Based on Margaret Dick and AL Vanner  (1986),
Revised by MA Dick (2008).

Causal organism
Botrytis cinerea Persoon ex Fries

Fig. 9 – Fungal strands and grey powdery fruiting bodies of Botrytis cinerea on the infected tip of a Pinus radiata seedling.

Type of injury
Dieback and occasional mortality.

Diagnostic features

  • Death of leaves, needles, and succulent branches and stems.
  • Sparse webbing of grey fungal strands on affected parts of the plant (Fig. 9). 
  • Shoot dieback.
  • Grey, powdery appearance of dead tissues.

Botrytis cinerea has a wide host range on broadleaved trees and conifers. Undoubtedly, there are many more susceptible hosts grown in forest nurseries than those recorded so far in New Zealand. Araucaria araucana, Cryptomeria japonica, Cupressus macrocarpa, Eucalyptus botryoides, E. delegatensis, E. maidenii, E. ovata,. E. saligna, Pinus brutia, P. muricata, P. nigra, P. radiata, Pseudotsuga rnenziesii, Sequoia sempervirens, Thuja plicata.

Throughout New Zealand.

Disease development
Though B. cinerea can invade healthy tissues, it more commonly behaves as a wound parasite, first becoming established on dead or moribund tissue and then spreading into adjacent healthy tissue, where it causes a soft rot of leaves, succulent stems, and branches. The fungus is widely present on dead and dying plant material so that spores are readily available when conditions become suitable for infection. High humidity and moderate temperatures (12-20oC) are ideal for infection. If humidity remains high, infected plants rapidly become covered with a grey mould - the spores and spore-bearing structures of the fungus. The spores are dispersed by air currents and germinate quickly on contact with susceptible host tissue.

Economic importance
Although common and widespread, B. cinerea seldom causes significant losses.

Apply Thiram at a rate of 3.400 kg a.i./ha in 500 to 1 000 litres of water per hectare. E.g. Thiram 40F (400g/l thiram) at a rate of 8.5 l /ha, or Thiram DF  (800g/kg thiram) at a rate of 4.25 kg/ha.

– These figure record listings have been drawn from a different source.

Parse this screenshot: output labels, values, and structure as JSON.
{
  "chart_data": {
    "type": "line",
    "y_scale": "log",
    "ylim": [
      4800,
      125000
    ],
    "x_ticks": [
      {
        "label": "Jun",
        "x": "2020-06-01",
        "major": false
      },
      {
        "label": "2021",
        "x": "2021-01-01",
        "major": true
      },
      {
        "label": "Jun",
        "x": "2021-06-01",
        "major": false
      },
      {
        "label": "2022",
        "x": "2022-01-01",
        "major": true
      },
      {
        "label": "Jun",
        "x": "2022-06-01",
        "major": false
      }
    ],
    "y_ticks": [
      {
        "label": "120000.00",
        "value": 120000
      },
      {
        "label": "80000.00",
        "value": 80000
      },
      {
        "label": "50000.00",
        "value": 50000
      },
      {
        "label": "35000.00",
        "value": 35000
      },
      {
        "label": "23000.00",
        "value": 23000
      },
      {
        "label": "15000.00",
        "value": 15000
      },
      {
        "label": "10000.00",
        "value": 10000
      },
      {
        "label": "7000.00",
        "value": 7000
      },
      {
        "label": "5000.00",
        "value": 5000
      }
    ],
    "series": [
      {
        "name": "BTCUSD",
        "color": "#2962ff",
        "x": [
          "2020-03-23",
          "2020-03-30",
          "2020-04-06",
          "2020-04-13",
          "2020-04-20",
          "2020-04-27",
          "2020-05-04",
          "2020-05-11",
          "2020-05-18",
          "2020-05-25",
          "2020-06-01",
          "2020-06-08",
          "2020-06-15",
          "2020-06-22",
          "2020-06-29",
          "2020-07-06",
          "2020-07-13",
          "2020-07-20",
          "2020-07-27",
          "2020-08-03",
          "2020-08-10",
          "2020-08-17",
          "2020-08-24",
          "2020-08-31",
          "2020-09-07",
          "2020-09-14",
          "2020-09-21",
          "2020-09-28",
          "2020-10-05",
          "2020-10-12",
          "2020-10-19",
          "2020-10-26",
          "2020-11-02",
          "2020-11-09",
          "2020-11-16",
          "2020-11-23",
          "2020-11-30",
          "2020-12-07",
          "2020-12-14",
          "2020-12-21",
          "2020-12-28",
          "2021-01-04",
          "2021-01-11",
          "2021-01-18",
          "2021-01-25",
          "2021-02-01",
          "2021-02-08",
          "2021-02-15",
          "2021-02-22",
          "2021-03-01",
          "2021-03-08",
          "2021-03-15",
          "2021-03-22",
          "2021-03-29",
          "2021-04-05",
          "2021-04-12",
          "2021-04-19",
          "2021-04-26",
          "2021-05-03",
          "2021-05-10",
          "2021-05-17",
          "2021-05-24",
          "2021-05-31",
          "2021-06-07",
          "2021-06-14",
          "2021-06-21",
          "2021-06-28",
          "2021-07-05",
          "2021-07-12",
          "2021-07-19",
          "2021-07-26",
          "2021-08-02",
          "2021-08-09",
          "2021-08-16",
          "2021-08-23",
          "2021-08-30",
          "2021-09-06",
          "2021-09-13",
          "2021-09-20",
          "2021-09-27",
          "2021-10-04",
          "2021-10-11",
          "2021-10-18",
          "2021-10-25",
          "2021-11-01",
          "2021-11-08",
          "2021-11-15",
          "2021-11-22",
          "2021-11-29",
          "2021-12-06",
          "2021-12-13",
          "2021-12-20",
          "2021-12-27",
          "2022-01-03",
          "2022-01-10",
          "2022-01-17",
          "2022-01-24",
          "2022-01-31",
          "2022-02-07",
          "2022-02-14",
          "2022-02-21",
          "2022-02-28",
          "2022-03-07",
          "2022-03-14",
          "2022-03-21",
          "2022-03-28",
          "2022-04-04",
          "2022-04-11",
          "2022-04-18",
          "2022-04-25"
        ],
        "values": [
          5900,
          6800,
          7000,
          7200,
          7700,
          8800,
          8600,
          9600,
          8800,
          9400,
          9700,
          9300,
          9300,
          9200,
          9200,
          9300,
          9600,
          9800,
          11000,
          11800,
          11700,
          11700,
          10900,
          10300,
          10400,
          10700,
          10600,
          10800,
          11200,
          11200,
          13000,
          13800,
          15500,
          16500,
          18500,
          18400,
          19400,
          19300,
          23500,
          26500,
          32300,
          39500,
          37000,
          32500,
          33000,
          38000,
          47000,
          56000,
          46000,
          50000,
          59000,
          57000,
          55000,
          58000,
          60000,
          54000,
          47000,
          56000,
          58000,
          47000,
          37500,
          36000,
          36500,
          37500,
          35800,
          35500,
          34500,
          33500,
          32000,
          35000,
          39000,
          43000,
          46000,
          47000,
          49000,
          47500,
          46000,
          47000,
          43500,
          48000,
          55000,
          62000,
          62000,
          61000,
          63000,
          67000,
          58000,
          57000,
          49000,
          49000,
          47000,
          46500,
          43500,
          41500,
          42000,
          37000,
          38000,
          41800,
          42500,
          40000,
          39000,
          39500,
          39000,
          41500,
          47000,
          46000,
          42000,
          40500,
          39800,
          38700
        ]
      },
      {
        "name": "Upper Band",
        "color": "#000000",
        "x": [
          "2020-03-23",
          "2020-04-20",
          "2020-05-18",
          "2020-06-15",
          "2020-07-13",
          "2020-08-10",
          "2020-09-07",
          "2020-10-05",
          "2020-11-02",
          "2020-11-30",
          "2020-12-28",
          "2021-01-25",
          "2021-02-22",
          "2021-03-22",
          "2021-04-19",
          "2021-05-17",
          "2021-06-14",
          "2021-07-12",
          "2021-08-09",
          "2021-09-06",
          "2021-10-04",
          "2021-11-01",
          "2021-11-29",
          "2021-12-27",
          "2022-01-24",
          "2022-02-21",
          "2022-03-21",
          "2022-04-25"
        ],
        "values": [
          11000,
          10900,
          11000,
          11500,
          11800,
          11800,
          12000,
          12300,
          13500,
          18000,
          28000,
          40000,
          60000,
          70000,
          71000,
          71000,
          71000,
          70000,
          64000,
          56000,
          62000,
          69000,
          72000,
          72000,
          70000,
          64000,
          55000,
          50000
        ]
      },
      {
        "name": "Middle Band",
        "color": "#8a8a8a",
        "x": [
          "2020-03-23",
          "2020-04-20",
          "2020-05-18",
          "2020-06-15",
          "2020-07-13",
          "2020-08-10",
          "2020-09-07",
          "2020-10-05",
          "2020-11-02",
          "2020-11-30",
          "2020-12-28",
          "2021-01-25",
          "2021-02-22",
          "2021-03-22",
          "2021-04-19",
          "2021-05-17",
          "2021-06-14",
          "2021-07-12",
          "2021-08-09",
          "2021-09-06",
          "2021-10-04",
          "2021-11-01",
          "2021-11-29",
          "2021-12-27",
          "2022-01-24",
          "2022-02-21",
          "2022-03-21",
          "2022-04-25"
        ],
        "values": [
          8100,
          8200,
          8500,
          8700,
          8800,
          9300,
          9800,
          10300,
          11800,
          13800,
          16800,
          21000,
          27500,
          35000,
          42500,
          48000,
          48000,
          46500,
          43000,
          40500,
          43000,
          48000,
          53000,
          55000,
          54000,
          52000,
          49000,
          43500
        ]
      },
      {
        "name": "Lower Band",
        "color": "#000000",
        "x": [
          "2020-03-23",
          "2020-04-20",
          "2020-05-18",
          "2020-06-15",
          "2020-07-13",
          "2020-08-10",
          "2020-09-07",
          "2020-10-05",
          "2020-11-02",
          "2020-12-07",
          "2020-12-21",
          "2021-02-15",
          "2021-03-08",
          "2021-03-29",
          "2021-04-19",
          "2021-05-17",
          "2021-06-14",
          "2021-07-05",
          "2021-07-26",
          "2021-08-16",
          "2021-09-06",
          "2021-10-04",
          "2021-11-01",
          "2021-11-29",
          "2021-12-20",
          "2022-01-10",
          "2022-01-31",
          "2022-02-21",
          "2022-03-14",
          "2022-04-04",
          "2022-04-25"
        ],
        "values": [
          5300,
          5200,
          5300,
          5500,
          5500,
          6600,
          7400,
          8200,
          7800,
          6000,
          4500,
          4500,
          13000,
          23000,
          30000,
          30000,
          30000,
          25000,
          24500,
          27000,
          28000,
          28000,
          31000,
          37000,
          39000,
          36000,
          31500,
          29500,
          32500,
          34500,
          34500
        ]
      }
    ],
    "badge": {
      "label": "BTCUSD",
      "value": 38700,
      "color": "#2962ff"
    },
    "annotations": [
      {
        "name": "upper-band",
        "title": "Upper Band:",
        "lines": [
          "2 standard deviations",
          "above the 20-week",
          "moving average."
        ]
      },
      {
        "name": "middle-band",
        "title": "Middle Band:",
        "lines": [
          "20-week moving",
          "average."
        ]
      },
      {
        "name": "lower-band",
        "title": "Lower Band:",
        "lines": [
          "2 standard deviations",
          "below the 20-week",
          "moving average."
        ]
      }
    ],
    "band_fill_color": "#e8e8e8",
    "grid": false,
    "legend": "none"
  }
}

Captan products provide control at a rate of approximately 1100g a.i. in 500 to 1,000 litres of water per hectare. E.g. Captan 8OW or (Merpan 800g/kg captan) at a rate of 1.4kg/ha.

Gadgil, P.D. 2005: Fungi on trees and shrubs in New Zealand. Fungi of New Zealand Volume 4. Fungal Diversity Research Series 16: 1-437.

Gilmour, J.W. 1966: The pathology of forest trees in New Zealand. New Zealand Forest Service, Forest Research Institute, Technical Paper No. 48.